Será que me serviu como lição?
Cenário : Semáforo fechado.
Personagens : Eu e um menino de rua.
Aproximei-me de um semáforo exatamente no momento em que houve a mutação do amarelo para o vermelho.
Um tanto quanto a contragosto, o que é a tônica para a grande maioria dos motoristas brasileiros e quiçá do mundo, parei já pensando na ‘aporrinhação’ que teria com aqueles segundos (ou no máximo, minutos...) que ‘perderia’ parado por ali, além de poder ter o dissabor de ter de me esquivar dos limpadores de pára-brisas, vendedores, pedintes, etc. que pululam nestas ocasiões...
De imediato notei sua aproximação...
Franzino, mal vestido e claudicante, aquela criança aproximou-se da porta de meu veículo e já senti um sobressalto temendo um ‘achaque’ como os milhares que são cometidos nos cruzamentos das vias deste nosso país.
Mesmo com o vidro fechado, seguindo rigorosamente as instruções que ouvi certa feita de um ‘assaltante de rolex’ que concedeu uma entrevista de página inteira a um jornal de grande circulação de SAMPA dizendo que, entre um veículo com os vidros fechados e um veículo com os vidros abertos, sem sombra de dúvidas, ‘assalta’ o motorista que está com os vidros abertos, senti certo receio com aquela aproximação.
Ao chegar bem próximo ao vidro do carro, de forma que pude ouvir sua voz, falou:
--- Tio, tô com fome! Será que o tio me arruma 10 centavos?
Olhei para aquela criança aparentando desnutrição e com aparência de quem há muito não sabia o que era uma boa refeição, realizei um ato anormal, mormente o estado de insegurança com o qual nos deparamos em nossas andanças em nosso dia a dia, respondi:
--- Pois bem, meu jovem! Onde vai comer com 10 centavos?
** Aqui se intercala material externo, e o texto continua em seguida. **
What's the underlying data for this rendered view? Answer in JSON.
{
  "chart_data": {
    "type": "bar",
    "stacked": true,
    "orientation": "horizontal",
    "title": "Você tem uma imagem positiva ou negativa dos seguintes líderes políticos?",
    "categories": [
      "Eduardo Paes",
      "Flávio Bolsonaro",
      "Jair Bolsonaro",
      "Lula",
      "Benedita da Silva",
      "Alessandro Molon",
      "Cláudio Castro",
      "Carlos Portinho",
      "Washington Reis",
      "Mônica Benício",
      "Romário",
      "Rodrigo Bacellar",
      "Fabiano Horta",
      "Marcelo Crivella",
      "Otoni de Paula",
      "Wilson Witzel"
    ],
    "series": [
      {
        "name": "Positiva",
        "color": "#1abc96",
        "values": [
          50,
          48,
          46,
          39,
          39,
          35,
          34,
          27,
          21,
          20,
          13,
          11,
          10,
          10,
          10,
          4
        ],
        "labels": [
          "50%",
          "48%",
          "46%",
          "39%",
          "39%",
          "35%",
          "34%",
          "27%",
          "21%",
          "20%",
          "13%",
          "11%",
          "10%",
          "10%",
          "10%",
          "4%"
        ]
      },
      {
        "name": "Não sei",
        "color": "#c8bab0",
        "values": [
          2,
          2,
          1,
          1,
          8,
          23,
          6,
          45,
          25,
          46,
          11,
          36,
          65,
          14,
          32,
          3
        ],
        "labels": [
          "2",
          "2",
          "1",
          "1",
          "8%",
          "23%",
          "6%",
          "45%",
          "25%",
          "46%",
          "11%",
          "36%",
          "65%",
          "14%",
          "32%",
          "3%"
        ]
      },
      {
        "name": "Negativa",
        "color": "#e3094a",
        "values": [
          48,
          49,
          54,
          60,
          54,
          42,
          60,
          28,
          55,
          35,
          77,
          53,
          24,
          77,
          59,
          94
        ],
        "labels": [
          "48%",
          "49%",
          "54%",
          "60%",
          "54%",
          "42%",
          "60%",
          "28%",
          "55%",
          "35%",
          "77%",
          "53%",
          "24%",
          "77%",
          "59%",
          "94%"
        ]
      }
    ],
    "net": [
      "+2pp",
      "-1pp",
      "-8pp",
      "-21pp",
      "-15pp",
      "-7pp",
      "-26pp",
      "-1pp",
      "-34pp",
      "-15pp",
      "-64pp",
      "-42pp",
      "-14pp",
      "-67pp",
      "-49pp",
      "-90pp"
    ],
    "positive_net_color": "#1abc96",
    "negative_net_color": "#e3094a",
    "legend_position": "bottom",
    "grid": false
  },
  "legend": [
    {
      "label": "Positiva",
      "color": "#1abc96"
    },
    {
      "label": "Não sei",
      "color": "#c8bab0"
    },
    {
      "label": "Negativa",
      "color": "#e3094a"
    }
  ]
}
O menino olhou para mim e com um olhar sincero que há tempos eu não via nem nos olhos dos meus mais ‘chegados’ amigos, respondeu:
--- Sabe tio! Lá no boteco do Zé Galinha tem um cachorro quente com uma salsicha que ele vende por 50 centavos... Como já tenho 40, tá faltando só 10...
Embora todo o diálogo tenha transcorrido em tempo inferior ao tempo que estamos gastando com a narrativa e com a leitura dos leitores, fiquei preocupado que o semáforo abrisse e ‘chovessem’ buzinadas para que eu seguisse adiante...
Coloquei a mão no bolso e ‘saquei’ uma moeda de 50 centavos que eu havia colocado por lá devido a um troco que havia recebido momentos antes. Abri meu vidro e estendi a mão entregando a moeda ao garoto.
O garoto recolheu a moeda, olhou para ela e, antes que eu tivesse tempo de fechar novamente o vidro e sair com o carro haja vista que o semáforo já havia aberto para mim, enfiou rapidamente a mão no bolso de sua maltrapilha calça e estendeu a mão em minha direção dizendo:
--- Deus lhe pague, tio! Eis aqui os 40 centavos que eu tinha, são seus... Com a moeda que o senhor me deu já dá prá pagar o cachorro quente lá no Zé Galinha... Vá com Deus, tio!
Atônito, arranquei com o carro é só parei alguns metros adiante, quando a situação de trânsito permitiu, para limpar as lágrimas que teimavam turvar minha visão, percebendo sobre meu colo e algumas caídas ao chão, quatro moedinhas de 10 centavos, representando no ato, o que é difícil encontrar na grande maioria das pessoas com as quais convivemos no nosso dia a dia, em nossa existência como um todo: A verdade, a honestidade, o caráter e a ética!